NMA’S COLLABORATIONS ON GENERALISATION: THE MAGNET CONSORTIUM

N. Regnauld1, A. Fechir2, F. Lecordix3, D. Rejkjaer4

1 - Ordance Survey, Southampton, Great Britain

2 - Institut Geographique National, Brussels, Belgium

3 - Institut Geographique National, Paris, France

4 - Kort og Matrikelstyrelsen, Copenhagen, Denmark

francois.lecordix@ign.fr

 

A growing number of National Mapping Agencies (NMA) have produced topographic vector databases that they want to exploit to generate a wide range of cartographic products at different scales. In order to be able to use these data as efficiently as possible, complex generalisation problems need to be resolved.

Important research efforts on generalisation have been made during the last 15 years and many papers have been published on the subject at different conferences, for instance at the International Cartographic Conference. Research on automatic generalisation started to deliver some promising solutions, and some commercial companies started proposing packages dedicated to automatic generalisation. For example, with the European project AGENT (1997-2000) managed by COGIT laboratory (IGN France), Laser-Scan proposed a first generalisation prototype (Barrault, 2001), with the module AGENT in their GIS LAMPS2.

This AGENT prototype was evaluated for use in production environment by four NMA: Institut Géographique National (France) (Jahard 2003), Kort og Matrikelstyrelsen (Denmark) (West-Nielsen, 2001), Institut Géographique National (Belgium) and Ordnance Survey (Great Britain). They concluded that the Agent technology was a promising solution to solve their problems in production, but required further  improvements to be easily usable in a production environment. The main requirements for improvement were on the core of the system, to make it more flexible and generic, on the interface, to be more user friendly and on improving the way the system can be extended (by means of customer-developed tools) to perform customer-specific tasks.

These four NMAs also noticed that they have very similar problems, data and objectives. Working in isolation meant that a lot of similar tools were developed by the different NMAs, and acquiring knowledge about automating the generalisation process was a slow learning curve repeated in each organisation. They have therefore decided to examine the possibility of collaborating on generalisation. A first collaboration was established to share with Laser-Scan the development cost of a new version of the AGENT prototype, called Clarity. This new version was available for the four partners in 2003.
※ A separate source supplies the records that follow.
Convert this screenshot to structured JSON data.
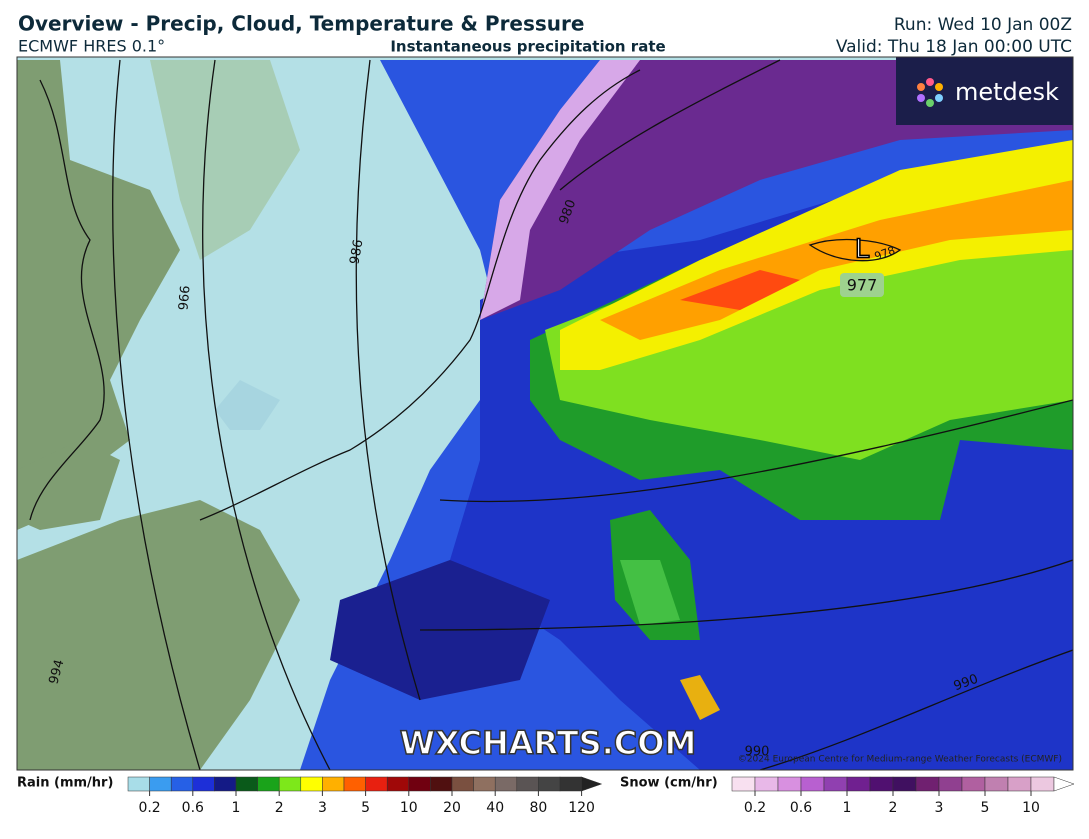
{
  "header": {
    "title": "Overview - Precip, Cloud, Temperature & Pressure",
    "model": "ECMWF HRES 0.1°",
    "panel": "Instantaneous precipitation rate",
    "run": "Run: Wed 10 Jan 00Z",
    "valid": "Valid: Thu 18 Jan 00:00 UTC"
  },
  "map": {
    "logo": "metdesk",
    "low_symbol": "L",
    "low_value": "977",
    "watermark": "WXCHARTS.COM",
    "copyright": "©2024 European Centre for Medium-range Weather Forecasts (ECMWF)",
    "isobars": [
      "986",
      "980",
      "966",
      "994",
      "990",
      "990",
      "978"
    ]
  },
  "legend": {
    "rain": {
      "label": "Rain (mm/hr)",
      "ticks": [
        "0.2",
        "0.6",
        "1",
        "2",
        "3",
        "5",
        "10",
        "20",
        "40",
        "80",
        "120"
      ]
    },
    "snow": {
      "label": "Snow (cm/hr)",
      "ticks": [
        "0.2",
        "0.6",
        "1",
        "2",
        "3",
        "5",
        "10"
      ]
    }
  }
}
The collaboration was pushed to a new level when the four NMA negotiated and signed in February 2006 an agreement for sharing software (custom developments) and for coordinating some developments on Clarity. The collaboration covered by this agreement does not involve any funding between partners.

This paper will detail this specific agreement between the MAGNET consortium members and the achievements of the different partners enabled or made easier by this collaboration.

 

References

Barrault, M., Regnault, N., Duchêne, C. Haire, K., Baeijs, C. Demazeau, Y., Hardy, P., Mackaness, W., Ruas, A., Weibel, R. (2001). Integrating Multi-Agent, Object-Oriented and Algorithmic Techniques For Improved Automated Map Generalization, Proc. Of the 20th International Cartographic Conference, vol. 3, Beijing, China, 2001, pp. 2110-2116.

Jahard, Y., Lemarié, C., & Lecordix, F. (2003): The implementation of New Technology to Automate Map Generalisation and Incremental Updatin Processes, Proceedings of the 21st International Cartographic Conference (ICC), Durban, South Africa.

West-Nielsen, P. (2001): Generalisation, the Danish Experience. Laser-Scan User Group, June 2001, Cambridge UK.